Story Details

  • Linux kernel cgroups writeback high CPU troubleshooting

    Posted: 2025-02-14 08:30:27

    The blog post details troubleshooting high CPU usage attributed to the writeback process in a Linux kernel. After initial investigations pointed towards cgroups and specifically the cpu.cfs_period_us parameter, the author traced the issue to a tight loop within the cgroup writeback mechanism. This loop was triggered by a large number of cgroups combined with a specific workload pattern. Ultimately, increasing the dirty_expire_centisecs kernel parameter, which controls how long dirty data stays in memory before being written to disk, provided the solution by significantly reducing the writeback activity and lowering CPU usage.

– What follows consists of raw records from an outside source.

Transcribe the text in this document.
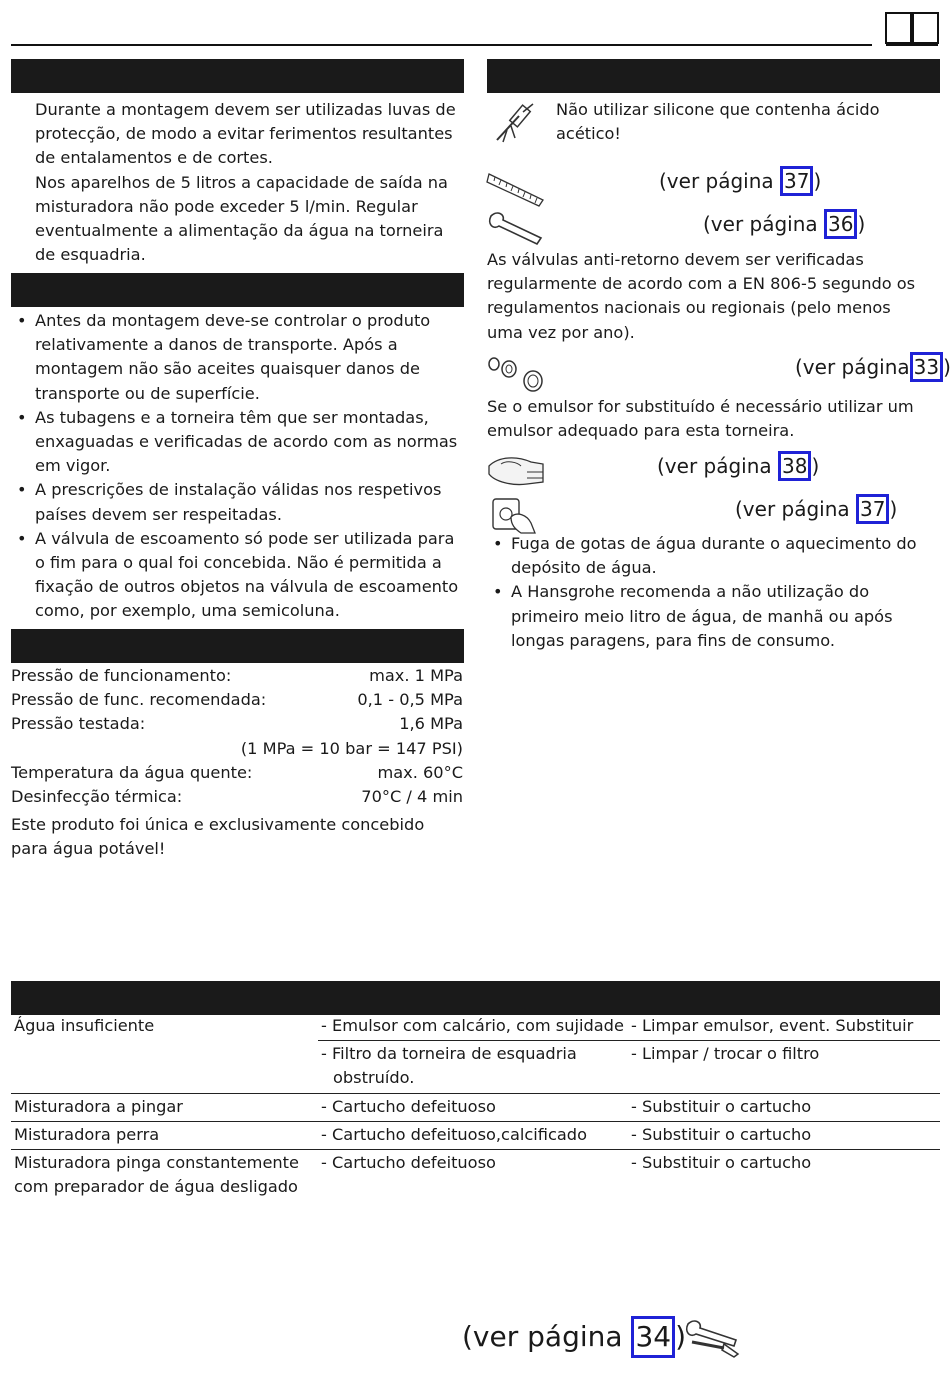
Durante a montagem devem ser utilizadas luvas de protecção, de modo a evitar ferimentos resultantes de entalamentos e de cortes.

Nos aparelhos de 5 litros a capacidade de saída na misturadora não pode exceder 5 l/min. Regular eventualmente a alimentação da água na torneira de esquadria.

• Antes da montagem deve-se controlar o produto relativamente a danos de transporte. Após a montagem não são aceites quaisquer danos de transporte ou de superfície.
• As tubagens e a torneira têm que ser montadas, enxaguadas e verificadas de acordo com as normas em vigor.
• A prescrições de instalação válidas nos respetivos países devem ser respeitadas.
• A válvula de escoamento só pode ser utilizada para o fim para o qual foi concebida. Não é permitida a fixação de outros objetos na válvula de escoamento como, por exemplo, uma semicoluna.
Pressão de funcionamento:	max. 1 MPa
Pressão de func. recomendada:	0,1 - 0,5 MPa
Pressão testada:	1,6 MPa
(1 MPa = 10 bar = 147 PSI)
Temperatura da água quente:	max. 60°C
Desinfecção térmica:	70°C / 4 min
Este produto foi única e exclusivamente concebido para água potável!
Não utilizar silicone que contenha ácido acético!
(ver página 37 )
(ver página 36 )
As válvulas anti-retorno devem ser verificadas regularmente de acordo com a EN 806-5 segundo os regulamentos nacionais ou regionais (pelo menos uma vez por ano).
(ver página 33 )
Se o emulsor for substituído é necessário utilizar um emulsor adequado para esta torneira.
(ver página 38 )
(ver página 37 )
• Fuga de gotas de água durante o aquecimento do depósito de água.
• A Hansgrohe recomenda a não utilização do primeiro meio litro de água, de manhã ou após longas paragens, para fins de consumo.
Água insuficiente	- Emulsor com calcário, com sujidade	- Limpar emulsor, event. Substituir
	- Filtro da torneira de esquadria obstruído.	- Limpar / trocar o filtro
Misturadora a pingar	- Cartucho defeituoso	- Substituir o cartucho
Misturadora perra	- Cartucho defeituoso,calcificado	- Substituir o cartucho
Misturadora pinga constantemente com preparador de água desligado	- Cartucho defeituoso	- Substituir o cartucho
(ver página 34 )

    Summary of Comments ( 15 )
    https://news.ycombinator.com/item?id=43046174

    Commenters on Hacker News largely discuss practical troubleshooting steps and potential causes of the high CPU usage related to cgroups writeback described in the linked blog post. Several suggest using tools like perf to profile the kernel and pinpoint the exact function causing the issue. Some discuss potential problems with the storage layer, like slow I/O or a misconfigured RAID, while others consider the possibility of a kernel bug or an interaction with specific hardware or drivers. One commenter shares a similar experience with NFS and high CPU usage related to writeback, suggesting a potential commonality in networked filesystems. Several users emphasize the importance of systematic debugging and isolation of the problem, starting with simpler checks before diving into complex kernel analysis.